1269. Differences in Interpretative Breakpoints Between CLSI, FDA and EUCAST Impact Reporting of Susceptibility and Resistance to Cefiderocol

Abstract

Background. Cefiderocol (CFDC) is a siderophore cephalosporin with broad coverage of aerobic Gram-negative (GN) bacteria. Provisional breakpoints (BP) were approved by CLSI in 2018, with FDA and EUCAST providing clinical BP in 2019 and 2020, respectively; however, BPs differ markedly between organizations, reflecting differences in labelling, PK/PD standards and availability of clinical study data during regulatory review. Here we compare susceptibility rates based on these different BPs. Methods. Susceptibility rates for each bacterial species were determined using CFDC BP from each organization and the MICs of 28,629 GN clinical isolates from 3 consecutive years of SIDERO-WT surveillance studies (2014-17).

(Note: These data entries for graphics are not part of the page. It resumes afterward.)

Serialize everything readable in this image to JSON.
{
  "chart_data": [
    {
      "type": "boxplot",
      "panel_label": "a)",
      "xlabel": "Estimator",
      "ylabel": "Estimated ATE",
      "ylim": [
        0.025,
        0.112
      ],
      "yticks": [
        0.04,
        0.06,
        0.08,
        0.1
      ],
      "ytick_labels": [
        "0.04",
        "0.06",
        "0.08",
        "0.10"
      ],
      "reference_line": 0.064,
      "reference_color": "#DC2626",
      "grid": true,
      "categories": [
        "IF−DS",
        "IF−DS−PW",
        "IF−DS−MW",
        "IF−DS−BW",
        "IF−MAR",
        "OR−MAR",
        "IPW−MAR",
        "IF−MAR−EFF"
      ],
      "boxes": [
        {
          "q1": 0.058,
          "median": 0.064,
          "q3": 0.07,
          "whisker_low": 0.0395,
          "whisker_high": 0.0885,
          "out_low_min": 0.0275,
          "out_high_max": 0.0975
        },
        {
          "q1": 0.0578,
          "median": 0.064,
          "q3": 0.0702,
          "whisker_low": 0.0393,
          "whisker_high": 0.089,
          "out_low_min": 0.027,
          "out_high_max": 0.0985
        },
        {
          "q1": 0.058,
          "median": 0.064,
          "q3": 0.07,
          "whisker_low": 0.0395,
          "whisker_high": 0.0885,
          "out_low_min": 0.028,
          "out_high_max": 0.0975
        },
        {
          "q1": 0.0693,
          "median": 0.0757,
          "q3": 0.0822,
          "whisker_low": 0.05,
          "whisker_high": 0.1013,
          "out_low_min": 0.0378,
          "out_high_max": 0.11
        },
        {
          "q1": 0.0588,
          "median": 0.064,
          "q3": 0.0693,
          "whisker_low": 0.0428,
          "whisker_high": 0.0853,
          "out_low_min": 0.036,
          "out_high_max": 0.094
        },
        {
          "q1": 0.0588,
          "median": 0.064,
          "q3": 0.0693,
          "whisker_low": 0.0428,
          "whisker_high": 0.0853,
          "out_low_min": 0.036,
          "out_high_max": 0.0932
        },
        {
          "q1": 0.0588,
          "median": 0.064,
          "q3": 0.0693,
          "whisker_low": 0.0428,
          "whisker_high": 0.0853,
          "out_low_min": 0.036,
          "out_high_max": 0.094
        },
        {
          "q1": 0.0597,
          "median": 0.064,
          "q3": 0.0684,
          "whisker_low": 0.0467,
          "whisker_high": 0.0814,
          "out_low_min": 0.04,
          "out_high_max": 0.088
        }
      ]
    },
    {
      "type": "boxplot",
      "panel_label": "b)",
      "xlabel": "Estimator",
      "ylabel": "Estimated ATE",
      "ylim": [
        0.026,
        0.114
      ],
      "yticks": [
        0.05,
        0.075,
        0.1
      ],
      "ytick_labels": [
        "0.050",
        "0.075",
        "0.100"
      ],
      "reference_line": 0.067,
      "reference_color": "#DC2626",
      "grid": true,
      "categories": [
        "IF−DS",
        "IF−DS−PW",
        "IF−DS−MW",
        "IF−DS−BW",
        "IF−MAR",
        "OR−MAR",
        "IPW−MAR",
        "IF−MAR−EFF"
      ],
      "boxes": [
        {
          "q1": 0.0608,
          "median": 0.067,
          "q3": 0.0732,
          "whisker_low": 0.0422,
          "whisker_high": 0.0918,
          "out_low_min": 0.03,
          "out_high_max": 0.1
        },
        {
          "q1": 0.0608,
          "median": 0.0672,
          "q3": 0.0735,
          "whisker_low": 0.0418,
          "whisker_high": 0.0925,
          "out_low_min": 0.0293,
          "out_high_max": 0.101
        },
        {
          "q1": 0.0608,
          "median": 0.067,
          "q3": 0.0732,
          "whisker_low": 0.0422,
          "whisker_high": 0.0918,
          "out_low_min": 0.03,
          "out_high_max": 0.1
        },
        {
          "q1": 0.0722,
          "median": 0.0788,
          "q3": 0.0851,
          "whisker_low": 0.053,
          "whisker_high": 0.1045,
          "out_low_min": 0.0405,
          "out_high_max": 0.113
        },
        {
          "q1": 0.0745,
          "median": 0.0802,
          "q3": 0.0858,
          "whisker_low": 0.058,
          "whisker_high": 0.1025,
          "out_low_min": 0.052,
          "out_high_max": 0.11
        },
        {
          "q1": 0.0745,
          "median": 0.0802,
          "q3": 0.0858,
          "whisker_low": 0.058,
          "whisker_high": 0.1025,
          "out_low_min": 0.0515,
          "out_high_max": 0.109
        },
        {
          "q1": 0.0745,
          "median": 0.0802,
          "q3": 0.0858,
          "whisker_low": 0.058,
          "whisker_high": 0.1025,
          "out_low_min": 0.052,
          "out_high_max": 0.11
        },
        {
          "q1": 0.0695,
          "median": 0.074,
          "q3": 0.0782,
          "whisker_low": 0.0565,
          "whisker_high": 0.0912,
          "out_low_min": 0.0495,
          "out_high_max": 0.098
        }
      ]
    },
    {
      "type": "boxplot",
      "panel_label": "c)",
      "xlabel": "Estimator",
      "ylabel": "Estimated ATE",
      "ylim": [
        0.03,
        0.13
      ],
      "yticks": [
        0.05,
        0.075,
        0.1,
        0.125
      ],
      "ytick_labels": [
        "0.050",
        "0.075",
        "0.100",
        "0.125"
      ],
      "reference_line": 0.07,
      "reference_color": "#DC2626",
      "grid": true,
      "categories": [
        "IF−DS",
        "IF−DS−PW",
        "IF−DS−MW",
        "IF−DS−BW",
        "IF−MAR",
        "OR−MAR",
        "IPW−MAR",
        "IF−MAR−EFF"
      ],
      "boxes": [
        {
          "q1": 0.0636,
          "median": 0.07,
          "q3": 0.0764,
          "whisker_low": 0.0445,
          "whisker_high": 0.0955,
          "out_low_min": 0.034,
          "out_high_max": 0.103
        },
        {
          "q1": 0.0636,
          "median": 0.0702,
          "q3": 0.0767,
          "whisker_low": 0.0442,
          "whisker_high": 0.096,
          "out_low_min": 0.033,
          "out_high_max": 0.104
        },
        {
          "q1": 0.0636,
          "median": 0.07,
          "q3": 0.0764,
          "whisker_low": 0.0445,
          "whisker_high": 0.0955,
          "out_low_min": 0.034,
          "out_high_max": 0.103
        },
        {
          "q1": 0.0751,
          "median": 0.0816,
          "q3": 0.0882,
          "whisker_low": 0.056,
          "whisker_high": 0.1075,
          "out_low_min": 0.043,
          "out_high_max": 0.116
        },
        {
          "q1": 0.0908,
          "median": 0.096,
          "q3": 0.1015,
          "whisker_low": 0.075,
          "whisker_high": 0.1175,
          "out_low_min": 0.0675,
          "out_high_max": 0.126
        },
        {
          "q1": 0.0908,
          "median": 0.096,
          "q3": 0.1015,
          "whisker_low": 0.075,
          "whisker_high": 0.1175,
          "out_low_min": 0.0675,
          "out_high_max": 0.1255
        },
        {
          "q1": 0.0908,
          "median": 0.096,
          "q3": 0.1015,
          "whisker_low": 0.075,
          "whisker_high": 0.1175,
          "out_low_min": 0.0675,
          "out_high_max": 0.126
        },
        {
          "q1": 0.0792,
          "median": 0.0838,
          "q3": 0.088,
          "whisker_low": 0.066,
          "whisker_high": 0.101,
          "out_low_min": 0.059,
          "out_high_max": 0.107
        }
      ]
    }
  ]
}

The analysis used all isolates and sub-grouped isolates based on meropenem (MEM) susceptibility (CLSI BP) or carbapenemase production. Results. Within the overall Enterobacterales group, ≥98.5% isolates were interpreted as susceptible to CFDC regardless of BP used. However, the proportion of susceptible differed significantly (82.5-98.6%) when applied to MEM-non-susceptible (NS) isolates. Similarly, against most carbapenemase producers, susceptibility ranged from 80 to 100%, however for NDM producers, only 51% of isolates were defined as susceptible by FDA or EUCAST BP vs 84% using the CLSI BP. Against Pseudomonas aeruginosa including MEM-NS isolates, susceptibility was ≥94% despite different BPs recommended by FDA (1 mg/L), EUCAST (2 mg/L) and CLSI (4 mg/L). This changed the proportion of IMP-producing isolates classified as susceptible from 100% (CLSI) and 81% (EUCAST) to only 19% (FDA). Against other non-fermenters, susceptibility was ≥91% irrespective of BP used. Conclusion. Differences in BPs between FDA, CLSI and EUCAST could impact on the reporting of susceptibility or resistance to CFDC, particularly for MEM-NS isolates. PK/PD model simulations support 100% fT >MIC up to an MIC of 4 mg/L, and in Phase 3 trials the mean trough concentration of unbound cefiderocol was >4 mg/L. The potential impact of these differences on clinical decision making are important as the greatest clinical utility for CDFC is expected to be in patients with carbapenem-resistant GN infections due to limited treatment options.